Le chiffre de 95 % de contrôles qui ne donneraient rien, cité par la Défenseure des droits, ne s'appuie pas, à ma connaissance, sur une étude exhaustive. Au début des années 2010, alors que l'on débattait des récépissés de contrôles d'identité, la direction générale de la police nationale a tenté de collecter des statistiques dans quelques départements, mais elles ne sont ni complètes ni exploitables. Par ailleurs, qu'est-ce qu'une suite donnée à ces contrôles ? Nous pourrions en discuter – c'est un travail pour lequel le ministère de l'Intérieur se tient à la disposition du Parlement.

La solution adoptée par le ministère de l'Intérieur est celle proposée par le Président de la République, dont je me suis déjà expliqué devant vous, madame la présidente : à partir du 1er juillet, les caméras-piétons seront généralisées dans l'ensemble des brigades de gendarmerie et des commissariats de police. Ces outils permettront de filmer et d'entendre à la fois la personne contrôlée, qui ne se trouve pas forcément dans de bonnes dispositions vis-à-vis des forces de l'ordre, et le policier ou le gendarme qui effectue ce contrôle – il est tout à fait normal qu'il soit également contrôlé lorsqu'il fait usage de l'autorité administrative ou judiciaire. L'équipement des forces de l'ordre en caméras-piétons sera une bonne chose et permettra sans doute de résoudre bien des problèmes.
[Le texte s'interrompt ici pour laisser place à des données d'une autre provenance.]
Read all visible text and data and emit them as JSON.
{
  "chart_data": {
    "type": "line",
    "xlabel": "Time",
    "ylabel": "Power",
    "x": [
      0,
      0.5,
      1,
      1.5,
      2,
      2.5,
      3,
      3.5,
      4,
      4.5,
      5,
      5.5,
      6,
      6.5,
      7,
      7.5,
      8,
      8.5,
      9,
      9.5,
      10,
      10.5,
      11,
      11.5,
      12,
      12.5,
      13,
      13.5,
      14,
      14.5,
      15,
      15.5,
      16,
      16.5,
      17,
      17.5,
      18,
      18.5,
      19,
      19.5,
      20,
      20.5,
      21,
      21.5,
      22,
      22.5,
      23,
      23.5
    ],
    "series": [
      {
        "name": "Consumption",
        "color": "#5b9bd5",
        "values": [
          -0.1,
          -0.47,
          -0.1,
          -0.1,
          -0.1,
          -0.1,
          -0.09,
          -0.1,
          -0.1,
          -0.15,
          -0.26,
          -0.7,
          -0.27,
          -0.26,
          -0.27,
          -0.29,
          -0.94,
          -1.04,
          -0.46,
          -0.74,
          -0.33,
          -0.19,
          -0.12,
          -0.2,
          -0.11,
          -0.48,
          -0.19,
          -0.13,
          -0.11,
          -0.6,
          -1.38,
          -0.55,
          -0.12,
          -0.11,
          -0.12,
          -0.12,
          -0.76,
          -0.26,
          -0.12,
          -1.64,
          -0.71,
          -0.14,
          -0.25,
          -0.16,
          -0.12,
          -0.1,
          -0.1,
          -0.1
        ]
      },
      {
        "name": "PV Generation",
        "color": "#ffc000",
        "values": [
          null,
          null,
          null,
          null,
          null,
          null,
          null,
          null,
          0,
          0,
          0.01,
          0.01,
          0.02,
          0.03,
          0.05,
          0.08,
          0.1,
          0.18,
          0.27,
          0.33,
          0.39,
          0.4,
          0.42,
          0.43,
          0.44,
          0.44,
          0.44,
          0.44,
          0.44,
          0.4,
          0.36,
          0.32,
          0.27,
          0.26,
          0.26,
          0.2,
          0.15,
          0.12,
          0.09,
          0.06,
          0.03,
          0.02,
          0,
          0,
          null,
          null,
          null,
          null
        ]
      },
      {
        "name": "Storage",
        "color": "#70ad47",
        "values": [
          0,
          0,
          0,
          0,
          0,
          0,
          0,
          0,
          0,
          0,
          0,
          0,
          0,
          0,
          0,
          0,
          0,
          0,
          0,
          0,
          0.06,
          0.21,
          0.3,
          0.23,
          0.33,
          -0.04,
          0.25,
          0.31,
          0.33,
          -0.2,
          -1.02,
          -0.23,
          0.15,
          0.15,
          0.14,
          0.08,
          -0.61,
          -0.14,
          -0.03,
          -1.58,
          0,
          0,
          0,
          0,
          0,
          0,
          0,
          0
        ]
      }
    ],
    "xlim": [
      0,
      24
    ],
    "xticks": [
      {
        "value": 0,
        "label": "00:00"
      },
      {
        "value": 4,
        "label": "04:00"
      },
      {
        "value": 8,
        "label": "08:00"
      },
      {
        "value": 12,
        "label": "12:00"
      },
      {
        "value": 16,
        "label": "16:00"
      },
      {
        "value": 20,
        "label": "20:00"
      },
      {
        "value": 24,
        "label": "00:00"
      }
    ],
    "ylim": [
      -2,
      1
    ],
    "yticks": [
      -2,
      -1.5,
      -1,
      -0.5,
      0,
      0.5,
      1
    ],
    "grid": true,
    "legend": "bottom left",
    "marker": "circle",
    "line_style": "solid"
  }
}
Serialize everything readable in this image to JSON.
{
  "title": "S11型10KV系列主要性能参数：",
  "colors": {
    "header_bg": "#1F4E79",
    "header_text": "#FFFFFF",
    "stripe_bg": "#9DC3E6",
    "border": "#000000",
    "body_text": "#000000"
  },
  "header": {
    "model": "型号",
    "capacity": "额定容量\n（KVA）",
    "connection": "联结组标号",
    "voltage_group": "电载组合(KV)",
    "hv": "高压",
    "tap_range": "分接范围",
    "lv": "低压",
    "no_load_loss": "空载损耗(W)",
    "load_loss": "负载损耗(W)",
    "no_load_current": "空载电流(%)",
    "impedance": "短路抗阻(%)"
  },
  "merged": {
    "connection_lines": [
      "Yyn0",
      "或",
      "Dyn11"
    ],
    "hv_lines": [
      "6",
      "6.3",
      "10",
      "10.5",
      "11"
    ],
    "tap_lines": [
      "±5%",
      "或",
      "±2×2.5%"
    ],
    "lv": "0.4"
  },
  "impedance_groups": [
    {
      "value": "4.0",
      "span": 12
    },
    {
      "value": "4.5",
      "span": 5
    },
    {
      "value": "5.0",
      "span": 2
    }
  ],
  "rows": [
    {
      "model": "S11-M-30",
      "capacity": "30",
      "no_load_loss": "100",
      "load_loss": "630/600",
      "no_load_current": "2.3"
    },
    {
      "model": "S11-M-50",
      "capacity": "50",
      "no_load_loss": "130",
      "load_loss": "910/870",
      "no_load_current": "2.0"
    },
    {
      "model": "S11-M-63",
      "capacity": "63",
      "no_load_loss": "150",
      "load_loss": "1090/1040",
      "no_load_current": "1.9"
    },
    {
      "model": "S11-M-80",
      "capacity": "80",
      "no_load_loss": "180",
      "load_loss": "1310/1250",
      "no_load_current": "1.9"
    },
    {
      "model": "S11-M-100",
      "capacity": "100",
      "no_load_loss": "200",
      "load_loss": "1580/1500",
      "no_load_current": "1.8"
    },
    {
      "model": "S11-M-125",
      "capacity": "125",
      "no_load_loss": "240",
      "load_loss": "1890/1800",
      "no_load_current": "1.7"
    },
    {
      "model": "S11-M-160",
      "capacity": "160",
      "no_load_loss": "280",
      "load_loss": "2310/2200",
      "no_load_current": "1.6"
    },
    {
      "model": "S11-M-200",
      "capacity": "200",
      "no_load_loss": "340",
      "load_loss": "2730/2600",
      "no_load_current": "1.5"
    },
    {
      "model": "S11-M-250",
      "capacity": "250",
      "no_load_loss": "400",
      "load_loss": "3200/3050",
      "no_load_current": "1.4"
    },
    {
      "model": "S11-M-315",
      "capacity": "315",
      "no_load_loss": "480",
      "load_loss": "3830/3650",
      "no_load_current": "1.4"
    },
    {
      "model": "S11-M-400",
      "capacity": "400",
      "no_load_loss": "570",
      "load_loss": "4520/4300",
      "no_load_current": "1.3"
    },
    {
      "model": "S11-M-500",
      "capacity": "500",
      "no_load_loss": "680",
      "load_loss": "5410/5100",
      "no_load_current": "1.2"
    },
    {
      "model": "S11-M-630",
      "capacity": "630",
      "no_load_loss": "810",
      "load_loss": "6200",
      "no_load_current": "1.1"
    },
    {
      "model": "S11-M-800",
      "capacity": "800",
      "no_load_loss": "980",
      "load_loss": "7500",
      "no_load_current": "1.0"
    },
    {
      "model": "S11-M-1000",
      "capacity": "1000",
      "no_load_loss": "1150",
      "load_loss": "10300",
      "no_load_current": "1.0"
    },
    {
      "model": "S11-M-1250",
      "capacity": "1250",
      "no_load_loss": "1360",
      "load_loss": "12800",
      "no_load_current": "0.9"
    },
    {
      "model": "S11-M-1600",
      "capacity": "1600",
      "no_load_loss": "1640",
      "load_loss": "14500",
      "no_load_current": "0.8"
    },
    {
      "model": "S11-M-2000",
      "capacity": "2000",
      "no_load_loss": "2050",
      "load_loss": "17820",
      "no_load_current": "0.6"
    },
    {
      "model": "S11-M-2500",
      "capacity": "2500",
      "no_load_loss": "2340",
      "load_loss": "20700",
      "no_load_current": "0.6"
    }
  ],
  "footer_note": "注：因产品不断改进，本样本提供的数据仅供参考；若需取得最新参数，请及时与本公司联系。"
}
Je respecte évidemment toutes les opinions. Je vous mentirais si je vous disais que les déclarations de Mme la Défenseure des droits ont été applaudies par les policiers et les gendarmes – elles ont plutôt été mal comprises. Nous prenons acte qu'elle a corrigé une partie de ses propos. Nous l'avions invitée, ainsi que la présidente de la Commission nationale de l'informatique et des libertés (CNIL), à participer au Beauvau de la sécurité pour échanger en toute franchise avec les organisations syndicales de la police et les représentants de la gendarmerie. L'idée n'est pas de monter les uns contre les autres. J'ai d'ailleurs tendance à dire que le premier défenseur des droits, c'est le policier ou le gendarme, qui est le premier à défendre les droits des personnes victimes d'une agression et à appliquer le droit de la République. Je suis sûr qu'entre défenseurs des droits, nous allons bien nous entendre !

La réunion se termine à 14 heures 55.

Membres présents ou excusés

En raison de la crise sanitaire, les relevés de présence sont suspendus.